Capítulo 102 — Pela primeira vez...
Tristan Blackwood
— Só pode ser brincadeira — falei, passando a mão no cabelo para me controlar.
— Will, quem fez essa avaliação? Eu sei o que ela tentou fazer, mas “acompanhamento direto”? Isso soa exagerado demais para mim — Esther disse.
— Podemos solicitar uma nova avaliação, mas estamos falando de uma gestante que já tentou contra a própria vida e que está visivelmente estressada.
— Gostaria muito de participar da conversa — Giovanna disse, chamando nossa atenção.
O médico virou para ela antes de dizer:
— Senhorita Hampton, estou avisando seus amigos que está de alta com algumas ressalvas.
— Ressalvas? — ela perguntou.
— Sim. Infelizmente, aquele médico que conversou com a senhorita ontem informou que a senhora precisa de um acompanhamento até se sentir melhor.
— Melhor? — a voz dela saiu mais baixa. O homem se aproximou da cama.
— Sim. Pelo seu bem e o do bebê, o ideal é estar no meio de familiares. Tem alguém que possamos ligar para vir buscá-la? — Giovanna buscou meus olhos.
— Sinto muito, mas não posso ficar com você — falei direto, e vi os olhos dela se encherem de lágrimas.
— Tristan… — Verônica tentou, mas não permiti.
— Nem vem, Verônica. Eu posso contratar uma cuidadora se for necessário, ou podemos pensar em uma clínica; eu pago, não me importo. Mas não vou assumir uma responsabilidade que não me pertence.
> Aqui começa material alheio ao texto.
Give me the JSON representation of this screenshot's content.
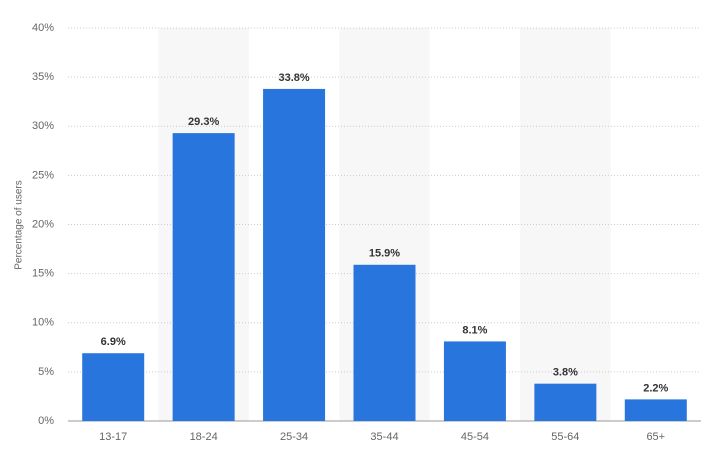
{
  "chart_data": {
    "type": "bar",
    "ylabel": "Percentage of users",
    "categories": [
      "13-17",
      "18-24",
      "25-34",
      "35-44",
      "45-54",
      "55-64",
      "65+"
    ],
    "values": [
      6.9,
      29.3,
      33.8,
      15.9,
      8.1,
      3.8,
      2.2
    ],
    "value_labels": [
      "6.9%",
      "29.3%",
      "33.8%",
      "15.9%",
      "8.1%",
      "3.8%",
      "2.2%"
    ],
    "color": "#2876dd",
    "ylim": [
      0,
      40
    ],
    "yticks": [
      {
        "value": 0,
        "label": "0%"
      },
      {
        "value": 5,
        "label": "5%"
      },
      {
        "value": 10,
        "label": "10%"
      },
      {
        "value": 15,
        "label": "15%"
      },
      {
        "value": 20,
        "label": "20%"
      },
      {
        "value": 25,
        "label": "25%"
      },
      {
        "value": 30,
        "label": "30%"
      },
      {
        "value": 35,
        "label": "35%"
      },
      {
        "value": 40,
        "label": "40%"
      }
    ],
    "grid": true
  }
}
A Giovanna e eu já estamos separados há meses e nem sabemos ainda o resultado do teste.
— O filho é seu! — Giovanna disse, antes de desabar a chorar. Verônica correu até ela e a puxou para um abraço.
— Nunca imaginei que fosse capaz disso, Tristan — ela disse, embalando a amiga.
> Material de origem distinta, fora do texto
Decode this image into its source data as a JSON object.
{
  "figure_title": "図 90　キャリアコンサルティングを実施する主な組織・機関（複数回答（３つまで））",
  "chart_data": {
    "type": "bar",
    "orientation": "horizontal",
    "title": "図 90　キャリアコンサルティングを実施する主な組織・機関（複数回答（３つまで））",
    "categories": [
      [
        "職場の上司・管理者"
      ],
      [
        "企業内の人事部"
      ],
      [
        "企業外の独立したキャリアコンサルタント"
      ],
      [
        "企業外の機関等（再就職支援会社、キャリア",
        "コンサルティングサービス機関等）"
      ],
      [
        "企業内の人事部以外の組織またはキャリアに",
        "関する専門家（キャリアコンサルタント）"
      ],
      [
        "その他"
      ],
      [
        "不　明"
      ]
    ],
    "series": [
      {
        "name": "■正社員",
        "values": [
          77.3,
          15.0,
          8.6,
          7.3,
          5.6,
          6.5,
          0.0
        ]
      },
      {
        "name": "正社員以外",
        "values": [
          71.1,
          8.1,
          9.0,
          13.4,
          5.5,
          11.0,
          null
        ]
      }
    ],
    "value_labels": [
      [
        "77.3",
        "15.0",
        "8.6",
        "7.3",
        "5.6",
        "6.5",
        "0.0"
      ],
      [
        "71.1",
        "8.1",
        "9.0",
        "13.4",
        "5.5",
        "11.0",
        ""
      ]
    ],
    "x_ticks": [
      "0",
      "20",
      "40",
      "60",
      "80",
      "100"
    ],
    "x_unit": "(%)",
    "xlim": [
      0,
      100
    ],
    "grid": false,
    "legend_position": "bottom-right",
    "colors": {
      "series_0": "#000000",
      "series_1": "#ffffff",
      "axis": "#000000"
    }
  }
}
— Olha, eu não estou me negando a ajudar. Só não vou levá-la para minha casa.
— Bem… — o médico começou — vou assinar a alta enquanto se decidem.
— Vou com você — Esther anunciou, e ambos seguiram para fora do quarto.
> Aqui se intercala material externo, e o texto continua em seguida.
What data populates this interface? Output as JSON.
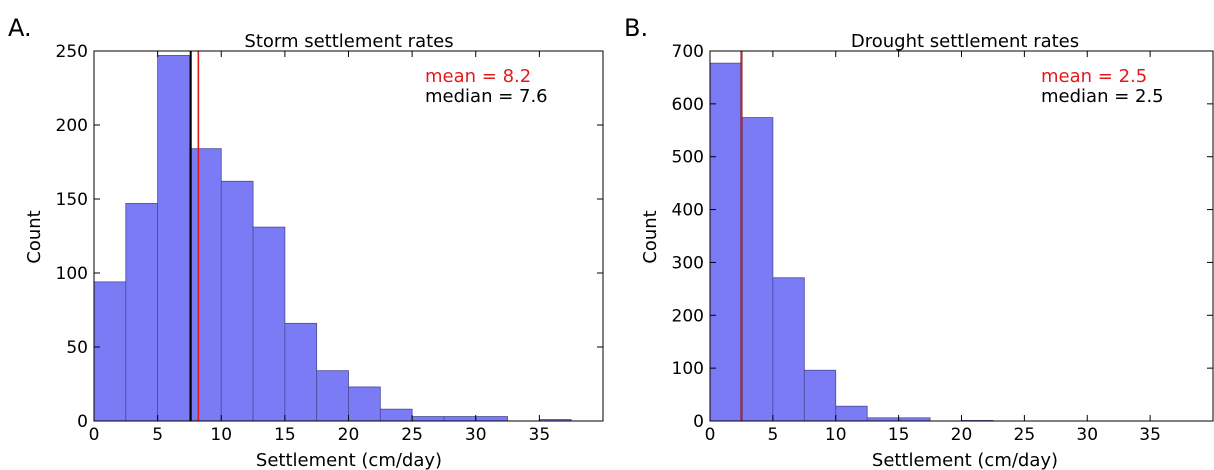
{
  "chart_data": [
    {
      "type": "bar",
      "panel_label": "A.",
      "title": "Storm settlement rates",
      "xlabel": "Settlement (cm/day)",
      "ylabel": "Count",
      "bin_width": 2.5,
      "bin_starts": [
        0,
        2.5,
        5,
        7.5,
        10,
        12.5,
        15,
        17.5,
        20,
        22.5,
        25,
        27.5,
        30,
        32.5,
        35
      ],
      "values": [
        94,
        147,
        247,
        184,
        162,
        131,
        66,
        34,
        23,
        8,
        3,
        3,
        3,
        0,
        1
      ],
      "xlim": [
        0,
        40
      ],
      "ylim": [
        0,
        250
      ],
      "xticks": [
        0,
        5,
        10,
        15,
        20,
        25,
        30,
        35
      ],
      "yticks": [
        0,
        50,
        100,
        150,
        200,
        250
      ],
      "mean": 8.2,
      "median": 7.6,
      "mean_text": "mean = 8.2",
      "median_text": "median = 7.6",
      "colors": {
        "bar": "#7b7bf6",
        "bar_edge": "#4a4a9a",
        "mean": "#e31a1c",
        "median": "#000000"
      },
      "legend_position": "top-right",
      "grid": false
    },
    {
      "type": "bar",
      "panel_label": "B.",
      "title": "Drought settlement rates",
      "xlabel": "Settlement (cm/day)",
      "ylabel": "Count",
      "bin_width": 2.5,
      "bin_starts": [
        0,
        2.5,
        5,
        7.5,
        10,
        12.5,
        15,
        17.5,
        20,
        22.5,
        25,
        27.5,
        30,
        32.5,
        35
      ],
      "values": [
        677,
        574,
        271,
        96,
        28,
        6,
        6,
        0,
        1,
        0,
        0,
        0,
        0,
        0,
        0
      ],
      "xlim": [
        0,
        40
      ],
      "ylim": [
        0,
        700
      ],
      "xticks": [
        0,
        5,
        10,
        15,
        20,
        25,
        30,
        35
      ],
      "yticks": [
        0,
        100,
        200,
        300,
        400,
        500,
        600,
        700
      ],
      "mean": 2.5,
      "median": 2.5,
      "mean_text": "mean = 2.5",
      "median_text": "median = 2.5",
      "colors": {
        "bar": "#7b7bf6",
        "bar_edge": "#4a4a9a",
        "mean": "#e31a1c",
        "median": "#000000"
      },
      "legend_position": "top-right",
      "grid": false
    }
  ]
}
— Tristan, você ouviu o médico — Verônica insistiu.
— Tudo bem. Eu espero no hospital pelo resultado.
— Gi! — Verônica a repreendeu, mas ela ignorou.
— Mas se o filho for mesmo seu, Stan, e o médico disser que preciso de apoio até ele nascer… não quero cuidadora. Quero ficar com você até esse dia chegar.
— Hum — Ozzie bufou.
— Conversaremos sobre isso quando chegar a hora — falei.
— Não! — ela disse, segurando meu braço. — Quero que me prometa. Eu fiz tudo como você exigiu. Aceitei fazer o teste que eu nem queria, pois sei a resposta. O filho é seu!
— Giovanna…
— Por favor, Stan. Pelo bem do nosso bebê. Só prometa.
Olhei para os caras. Vi nos olhos do Ozzie que ele queria que eu negasse. Já nos de Dam, era um claro “aceita e depois resolvemos”. Pensei na Bree, e em como ela reagiria se as coisas chegassem a esse ponto.
— Stan... — Giovanna me chamou, e pela primeira vez desde que a Giovanna me jogou dentro desse furacão. Eu não sei o que fazer.